Darüber hinaus sah Paulus Anzeichen für Gefahren durch jüdische Elemente (Kap. 3,2.3; 3,18), die dem Werk des Herrn schaden konnten. Auf diese Gefahr geht Paulus ebenfalls ein, indem er Christus als „Heilmittel“ vorstellt.
Zusammenfassend erkennen wir folgende Zwecke des Briefes:
- Es ist ein Brief des Dankes für die empfangene Gabe.
- Es ist ein Brief der Ermunterung. Der Blick auf die Umstände konnte traurig machen, der Blick auf Christus war Grund und Ursache zu tiefer Freude.
- Es ist ein Brief der Warnung vor Uneinigkeit und Streit (Gefahren von innen).
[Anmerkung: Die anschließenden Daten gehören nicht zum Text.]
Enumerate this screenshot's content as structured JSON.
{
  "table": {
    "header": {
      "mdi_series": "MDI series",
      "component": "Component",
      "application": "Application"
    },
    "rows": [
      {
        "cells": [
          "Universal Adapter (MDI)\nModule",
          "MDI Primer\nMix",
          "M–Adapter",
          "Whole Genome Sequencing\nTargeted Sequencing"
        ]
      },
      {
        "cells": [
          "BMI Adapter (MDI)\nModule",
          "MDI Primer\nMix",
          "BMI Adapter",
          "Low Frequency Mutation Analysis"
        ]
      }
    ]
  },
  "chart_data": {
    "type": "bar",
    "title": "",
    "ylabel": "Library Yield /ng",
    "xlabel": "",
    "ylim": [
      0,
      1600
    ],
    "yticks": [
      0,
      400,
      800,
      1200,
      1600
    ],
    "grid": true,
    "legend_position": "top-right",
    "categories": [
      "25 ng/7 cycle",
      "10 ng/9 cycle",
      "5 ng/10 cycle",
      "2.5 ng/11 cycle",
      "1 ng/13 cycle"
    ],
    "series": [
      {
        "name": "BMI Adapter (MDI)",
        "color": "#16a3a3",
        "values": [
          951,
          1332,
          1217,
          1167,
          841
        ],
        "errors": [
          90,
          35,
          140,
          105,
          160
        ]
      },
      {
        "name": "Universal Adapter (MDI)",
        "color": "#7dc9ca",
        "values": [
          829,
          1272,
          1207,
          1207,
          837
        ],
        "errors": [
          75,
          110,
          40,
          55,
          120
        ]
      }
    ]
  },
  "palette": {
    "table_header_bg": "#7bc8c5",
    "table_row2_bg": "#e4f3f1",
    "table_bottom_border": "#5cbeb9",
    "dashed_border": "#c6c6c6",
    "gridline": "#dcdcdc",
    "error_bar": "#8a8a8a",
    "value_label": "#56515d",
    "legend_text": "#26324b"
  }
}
- Es ist ein vorbeugender Brief, um auf die Gefahr der Gesetzlichkeit hinzuweisen, die kommen könnte (Gefahren von außen).
Einteilung des Briefs
Es gibt verschiedene Möglichkeiten, diesen Brief zu gliedern. Der Kapiteleinteilung folgend ergibt sich eine Möglichkeit, die uns helfen kann, die Gedanken dieses Briefes ein wenig leichter zu erfassen. Zu diesem Zweck kann man jedem Kapitel eine Überschrift geben:
Kapitel 1: Christus als Inhalt und Zweck für unser Leben!
Vers 21: „Denn das Leben ist für mich Christus.“
Wenn das so ist, dann ist Christus das alles durchdringende Element unseres Lebens. Er wohnt in uns und füllt uns aus. Das christliche Leben besteht darin, für Ihn zu leben und vollständig von Ihm kontrolliert zu werden. Wer so lebt, wird anderen davon berichten und die Botschaft von Ihm weitersagen.
Kapitel 2: Christus als Vorbild für unser Leben!
Vers 5: „Denn diese Gesinnung sei in euch, die auch in Christus Jesus war.“
Wenn das so ist, dann werden wir in der gleichen Art und Weise denken, reden und handeln wie Er es als Mensch auf der Erde tat, als Er sich freiwillig so tief erniedrigte. Wer so lebt, löst alle Konflikte und stellt sich seinen Mitgeschwistern als echte Hilfe zur Verfügung.
Kapitel 3: Christus als Ziel für unser Leben!
Verse 13.14: „Eins aber tue ich: vergessend, was dahinten, und mich ausstreckend nach dem, was vorn ist, jage ich, das Ziel anschauend, hin zu dem Kampfpreis der Berufung Gottes nach oben in Christus Jesus.“ Wenn das so ist, dann verliert alles, was die Erde uns noch bieten kann, ihren Reiz. Wer so lebt, ist ein zielorientierter Christ. Das Lebensziel bestimmt einen Lebensstil.
Kapitel 4: Christus als Kraft und Stärke für unser Leben!
Vers 13: „Alles vermag ich in dem, der mich kräftigt.“ Wenn das so ist, dann suchen wir unsere Hilfsquellen nur noch bei Ihm allein. Wer so lebt, hat genug für alle Lebensumstände.